ফেব্রুয়ারী 04, 2016
Mohammad Shafi Sofi has never seen the level of water in the Jhelum river as low as it has been in the last few weeks in his 34 years of service. “The situation is pretty bad. We faced drought conditions last year as well, but not as bad as we are witnessing now,” he told thethirdpole.net. Sofi heads one of the major water supply divisions (Sopore) in north Kashmir.
“At many places near our water supply schemes, the Jhelum’s riverbed is exposed. We had to press machines into service to make diversion channels towards our off-take points,” he said.
According to him 45% capacity of the 14 water supply schemes in his division have been affected by receding water levels. The situation is even worse in the adjoining Baramullah division where over 70% of 18 water supply schemes have been affected.
“The receding water level in Jhelum has put us on our toes. We take turns to supply water to various areas. And in most of the areas we are supplying water through tankers with our water supply schemes badly impacted by the drawdown,” said Zaffar Ahmad Faktoo, the Executive Engineer of Baramullah division. He said he caters to the needs of 225,000 people.
Ravi Kanth Sharma, who heads the Awantipora Public Health Engineering (PHE) department in south Kashmir, said that the Pampore Water Supply scheme of his department, which has a capacity of 750,000 gallons, was almost crippled for four days until the water was diverted towards the sump. “We use water tanker service for those who have been badly affected,” Sharma said.
‘Fighting a tough battle’
Elsewhere also, officials of the PHE department, which is in charge of providing drinking water to people across Kashmir, have been fighting a tough battle. There has been no rainfall in October so far and just 14mm rainfall in September against a normal 32 mm for both months. Over 50 small and large water supply schemes are currently suffering under the lowest ever flows in the region’s main river, the Jhelum.
On October 18, Kashmir’s Irrigation and Flood Control (IFC) department, which monitors water levels in River Jhelum, posted on its facebook page that gauge reading of -0.65 feet was the lowest gauge ever recorded at the Sangam site, a benchmark recording station for Jhelum’s water levels in south Kashmir near the river’s source at Verinag.
Sonum Lotus, director of the Jammu & Kashmir Meteorological department said that the monsoon circulation remained very little this year particularly during the early monsoon, due to which the region received such low rainfall.
Data regarding rainfall over past 17 years for the months of September and October, shared by the Meteorological Department with thethirdpole.net shows that the previous year and the current year have stayed extremely dry in contrast with past several years.
Climate change and glaciers
Shakil Romshoo, who heads the Earth Sciences department at Kashmir University and has worked extensively on Kashmir’s glaciers, says that the low discharge in the Jhelum during October is not abnormal as it is the lean period now.

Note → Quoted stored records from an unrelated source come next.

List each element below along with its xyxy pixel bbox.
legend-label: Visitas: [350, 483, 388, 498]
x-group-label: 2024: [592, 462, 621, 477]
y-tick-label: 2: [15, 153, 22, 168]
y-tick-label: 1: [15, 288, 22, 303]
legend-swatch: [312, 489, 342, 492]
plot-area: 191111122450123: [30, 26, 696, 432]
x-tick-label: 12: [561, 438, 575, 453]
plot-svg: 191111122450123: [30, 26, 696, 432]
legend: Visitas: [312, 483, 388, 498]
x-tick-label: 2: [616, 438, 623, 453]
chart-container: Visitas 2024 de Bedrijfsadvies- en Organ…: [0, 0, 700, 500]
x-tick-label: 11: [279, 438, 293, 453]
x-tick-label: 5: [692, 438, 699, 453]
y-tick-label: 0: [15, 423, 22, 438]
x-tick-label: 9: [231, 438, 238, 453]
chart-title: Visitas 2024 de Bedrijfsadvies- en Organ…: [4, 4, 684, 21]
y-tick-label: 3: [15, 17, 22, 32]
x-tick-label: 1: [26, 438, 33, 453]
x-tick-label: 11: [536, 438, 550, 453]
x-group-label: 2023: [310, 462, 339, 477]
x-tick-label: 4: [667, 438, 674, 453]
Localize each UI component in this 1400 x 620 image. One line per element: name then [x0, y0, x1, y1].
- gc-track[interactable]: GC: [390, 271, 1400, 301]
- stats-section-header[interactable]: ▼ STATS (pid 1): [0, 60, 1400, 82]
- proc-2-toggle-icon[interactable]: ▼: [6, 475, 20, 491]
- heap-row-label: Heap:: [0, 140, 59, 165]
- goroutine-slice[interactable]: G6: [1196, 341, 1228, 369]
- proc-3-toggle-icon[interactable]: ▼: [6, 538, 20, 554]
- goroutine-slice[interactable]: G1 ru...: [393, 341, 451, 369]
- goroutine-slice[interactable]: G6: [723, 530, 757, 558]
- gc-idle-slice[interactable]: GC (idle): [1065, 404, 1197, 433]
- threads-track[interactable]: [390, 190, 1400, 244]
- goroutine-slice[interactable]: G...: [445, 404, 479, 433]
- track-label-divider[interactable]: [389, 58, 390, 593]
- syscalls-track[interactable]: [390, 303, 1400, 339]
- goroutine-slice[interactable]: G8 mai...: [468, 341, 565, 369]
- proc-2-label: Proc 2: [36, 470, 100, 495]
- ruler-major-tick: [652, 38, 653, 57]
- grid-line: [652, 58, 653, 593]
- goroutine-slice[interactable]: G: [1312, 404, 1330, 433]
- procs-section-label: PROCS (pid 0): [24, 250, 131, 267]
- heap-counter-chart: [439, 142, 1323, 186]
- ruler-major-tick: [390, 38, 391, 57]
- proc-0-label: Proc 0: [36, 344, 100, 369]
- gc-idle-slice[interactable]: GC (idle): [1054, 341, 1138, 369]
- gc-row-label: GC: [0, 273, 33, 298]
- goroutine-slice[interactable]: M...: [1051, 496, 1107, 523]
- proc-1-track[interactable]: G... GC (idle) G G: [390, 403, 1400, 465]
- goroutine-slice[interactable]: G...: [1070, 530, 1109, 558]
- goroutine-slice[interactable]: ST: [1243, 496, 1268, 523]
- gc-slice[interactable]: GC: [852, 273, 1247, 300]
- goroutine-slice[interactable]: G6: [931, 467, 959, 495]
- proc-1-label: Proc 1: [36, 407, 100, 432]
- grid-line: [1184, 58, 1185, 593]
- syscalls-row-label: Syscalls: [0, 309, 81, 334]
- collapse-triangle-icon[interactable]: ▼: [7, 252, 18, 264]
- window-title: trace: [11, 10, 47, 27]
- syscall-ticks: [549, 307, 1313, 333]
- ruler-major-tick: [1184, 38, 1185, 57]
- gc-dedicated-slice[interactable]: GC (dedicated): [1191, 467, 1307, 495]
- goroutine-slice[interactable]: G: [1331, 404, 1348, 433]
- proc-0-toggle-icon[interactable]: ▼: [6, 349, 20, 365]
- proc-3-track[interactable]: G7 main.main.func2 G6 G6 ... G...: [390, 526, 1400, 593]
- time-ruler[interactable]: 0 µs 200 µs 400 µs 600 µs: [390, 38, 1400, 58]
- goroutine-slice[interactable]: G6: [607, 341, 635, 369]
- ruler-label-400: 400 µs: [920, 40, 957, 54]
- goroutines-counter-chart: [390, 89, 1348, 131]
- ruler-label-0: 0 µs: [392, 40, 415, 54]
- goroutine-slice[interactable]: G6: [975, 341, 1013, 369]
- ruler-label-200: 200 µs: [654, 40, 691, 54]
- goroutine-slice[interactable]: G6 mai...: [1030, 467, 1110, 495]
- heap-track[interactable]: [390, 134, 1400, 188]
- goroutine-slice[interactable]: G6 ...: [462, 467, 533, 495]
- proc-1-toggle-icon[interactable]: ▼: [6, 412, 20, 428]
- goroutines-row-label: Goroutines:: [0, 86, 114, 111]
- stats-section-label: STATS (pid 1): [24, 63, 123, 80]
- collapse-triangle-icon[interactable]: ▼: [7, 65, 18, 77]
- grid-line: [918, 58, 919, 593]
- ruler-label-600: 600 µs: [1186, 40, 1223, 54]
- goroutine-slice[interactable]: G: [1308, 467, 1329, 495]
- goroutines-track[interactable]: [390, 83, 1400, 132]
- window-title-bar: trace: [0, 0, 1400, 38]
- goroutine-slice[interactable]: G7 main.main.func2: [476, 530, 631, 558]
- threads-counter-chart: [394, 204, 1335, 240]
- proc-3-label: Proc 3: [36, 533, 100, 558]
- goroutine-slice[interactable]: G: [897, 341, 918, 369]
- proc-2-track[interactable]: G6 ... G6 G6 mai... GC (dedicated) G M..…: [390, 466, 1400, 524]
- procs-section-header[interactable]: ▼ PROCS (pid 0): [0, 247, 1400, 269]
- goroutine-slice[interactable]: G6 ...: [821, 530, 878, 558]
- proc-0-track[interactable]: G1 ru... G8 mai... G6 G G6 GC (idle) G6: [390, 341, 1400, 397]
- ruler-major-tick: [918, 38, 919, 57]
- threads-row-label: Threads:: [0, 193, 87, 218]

“However, if, you look at the time series of the observed discharge for the Jhelum since the 1960s, there is significant decline in the discharge of the Jhelum since 1990s and this is attributed to the loss of glacier mass in the Kashmir basin,” Romshoo told thethirdpole.net.
“Keeping in view the changing climate in the region, we expect that the trend would continue in the future,” he said.
According to Romshoo, the depleting stream flows in the upper Indus basin (Jhelum), particularly during spring and summer seasons would significantly impact various dependent sectors particularly agriculture downstream, but the low stream flows in autumn or winter are not a cause of concern because of the low crop water requirement during the autumn and winter seasons downstream.
Regarding the impact of low water flow in Pakistan, Romshoo said: “The low flows during the autumn are not unusual. As the winter sets in, there will be snowfall in the upper Indus basin (including Jhelum basin) and the stream-flow will become normal during spring and that is when you need the waters for irrigation.”
He added, “As far as the hydropower generation is concerned, it always suffers due to the lean (low) flows during autumn and winter. Dams like Mangla and Tarbela in Pakistan store waters during spring and summer so that they could run and generate power (although at a significantly reduced generation capacity) during autumn and winters as well.”
Dying fish stranded on Jhelum’s banks
Over the last day reports have come of dying fish being stranded on the banks of the Jhelum, sparking panic among locals. The deputy divisional commissioner of Kashmir, Syed Abid Rasheed Shah has circulated a message asking the public not to panic, in his message he wrote, “We have taken water samples as well as samples of fish. Most of the fish washed up ashore are not dead suggesting that the oxygen content of the river water is low.”
As the news and WhatsApp videos of fish washing up to the banks spread, the authorities have asked that test results be done on an urgent basis and be distributed. While the authorities are speculating that the reason could be due to the unusually dry weather, they are waiting on the research results before making public remarks.
With additional reporting from Riyaz Wani. Both Athar Parvaiz and Riyaz Wani are freelance journalists based in Srinagar.